The Commonwealth, by the Department of Revenue, filed statements in the Jefferson County Court charging each of the above named appellants with having failed to list for tax assessment in each of several years accounts receivable and stocks and bonds in stated definite sums, e. g., the St. Matthews Gas & Electric Shop on July 1, 1945, of the “reasonable fair cash value” $7,383. The court was asked to assess the property in accordance with KRS 132.290 with penalties and interest. The defendants respectively filed answers containing first, a general traverse and thereafter certain affirmative defenses. The county court sustained demurrers to the affirmative pleas and adjudged only that the Commonwealth had the right to have the assessments made as “sought in its petition” for three years before the filing of the statements with interest but not the penalties prayed.
On appeals to. the circuit court, some proof was heard as to the omission of the *108assessments and some collateral matters but none whatever on the issue as to the fair cash value of the accounts receivable. A stipulation was filed that on the several dates the defendants owned accounts receivable in stated sums, e. g., St. Matthews Gas and Electric Shop, $6,758.35 on July 1, 1945. No reference was made to any stocks or bonds.
On appeals by, the Commonwealth to this court, the judgments were reversed, Ky., 252 S.W.2d 673. We held the statutory penalties to be valid and the Commonwealth entitled to retroactive assessments for ten years; hence, that the circuit court was in error in failing to order the county court “to follow the plain language of KRS 132.290.” The opinion concludes with directions to the circuit court to enter judgments consistent therewith.
On return of the cases, the circuit court entered judgments assessing the accounts receivable in the exact sums stated in the stipulation, e, g., St. Matthews Gas and Electric Shop for July 1, 1945, $6,758.45. The county court was directed to “spread at large” the judgment on its Order Book. The three defendants have filed motions for appeals.

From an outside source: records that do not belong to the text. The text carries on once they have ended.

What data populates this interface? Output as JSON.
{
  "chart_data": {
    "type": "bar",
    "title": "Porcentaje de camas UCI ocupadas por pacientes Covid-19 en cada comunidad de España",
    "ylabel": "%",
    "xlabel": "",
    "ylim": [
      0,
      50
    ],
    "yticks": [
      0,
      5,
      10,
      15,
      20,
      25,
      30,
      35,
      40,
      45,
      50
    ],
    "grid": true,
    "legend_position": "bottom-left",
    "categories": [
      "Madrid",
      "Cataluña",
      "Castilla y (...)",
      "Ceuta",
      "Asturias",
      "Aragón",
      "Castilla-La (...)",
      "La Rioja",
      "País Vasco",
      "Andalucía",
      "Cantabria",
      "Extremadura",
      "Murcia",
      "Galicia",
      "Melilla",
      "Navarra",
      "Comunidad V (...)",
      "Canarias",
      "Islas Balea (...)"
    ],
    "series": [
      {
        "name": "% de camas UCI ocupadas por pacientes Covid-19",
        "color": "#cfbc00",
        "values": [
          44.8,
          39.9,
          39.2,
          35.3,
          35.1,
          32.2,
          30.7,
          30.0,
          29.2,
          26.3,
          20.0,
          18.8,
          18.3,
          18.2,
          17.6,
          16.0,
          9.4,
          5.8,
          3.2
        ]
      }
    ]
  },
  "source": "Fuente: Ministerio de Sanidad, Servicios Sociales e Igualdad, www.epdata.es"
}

Reversal of the judgments is sought on the ground that there has never been any evidence heard on the fair cash value of the property. The county court and the circuit court originally and this court on appeal only passed on the legal questions raised in the pleadings. Our remand of the case was confined to directions that the circuit court reverse the judgment of the county court and that it might follow the statute in making the retroactive assessments. Though the defendants agreed in the circuit court that they owned accounts receivable of certain face values, they did not admit, but denied, that the amounts alleged were the fair cash values.
Civil rules of pleading and evidence apply in these proceedings. Belknap v. Commonwealth, 120 Ky. 59, 85 S.W. 693. The value alleged in the statement filed in the county court is to enable a default judgment to be entered; but if an issue is made of the valuation, the court must fix the value at a fair cash value estimated as required by law. Boyd v. Commonwealth, 149 Ky. 656, 149 S.W. 914; Bingham’s Adm’r v. Commonwealth, 199 Ky. 402, 251 S.W. 936.
We think it is a reasonable assumption that the matter of evaluation was passed by agreement until the legal questions could be settled. Whether by agreement or not, it was passed. The county court merely adjudged there should be an assessment for three years, without making it. Neither the Commonwealth nor the property owners introduced evidence in either court. We do not think it was proper for the circuit court on remand to have made the assessments at the face values in the presence of the denials contained in the respective answers.
The Commonwealth contends that the burden was on the property owners to establish the fair cash value. It is usually so under the rule of .presumption that where there has been an assessment made by an assessing body, the taxpayer must show it to be wrong. We have held in proceedings under the predecessor of KRS 132.330 and 132.340, under which these are prosecuted, that although the county judge acts initially as an agency in the assessment of property, he acts judicially and his judgment is the judgment of a court, as is that of the circuit court on appeal to it. Stearns Coal & Lumber Co. v. Commonwealth, 167 Ky. 51, 179 S.W. 1080; City of Covington v. Shinkle, 175 Ky. 530, 194 S.W. 766; Thomas Forman Co. v. Owsley County Board of Supervisors, 267 Ky. 224, 101 S.W.2d 939. And, as stated above, civil rules of practice apply. In any event, the county court never fixed the values, and we do not think the burden of proof, resting on the rule of presumption, applies.
The Commonwealth further contends for the application of the law of the case rule or that branch of the doctrine of res judicata which prevents the relitigation of issues which should have been litigated *109on the former appeal. The response to that must be that the series of appeals related only to the legal questions; that neither the county court, nor the circuit court, undertook to fix the values or make the assessments but left the matter open. This and the absence of proof were pointed out in briefs on a former appeal to this court. This court had no inclination or power to fix the values or make the assessments initially with or without evidence. We do not think the rule of res judicata can be applied, for this issue was not even lurking in the records before us. It had, never been adjudicated.
The circuit, court misconstrued the conclusion of our former opinion. The case should have been remanded by that court to the county court to proceed with the assessments of the property in accordance with prescribed processes.
The motions for appeal are sustained and judgments are reversed that such an order may be entered.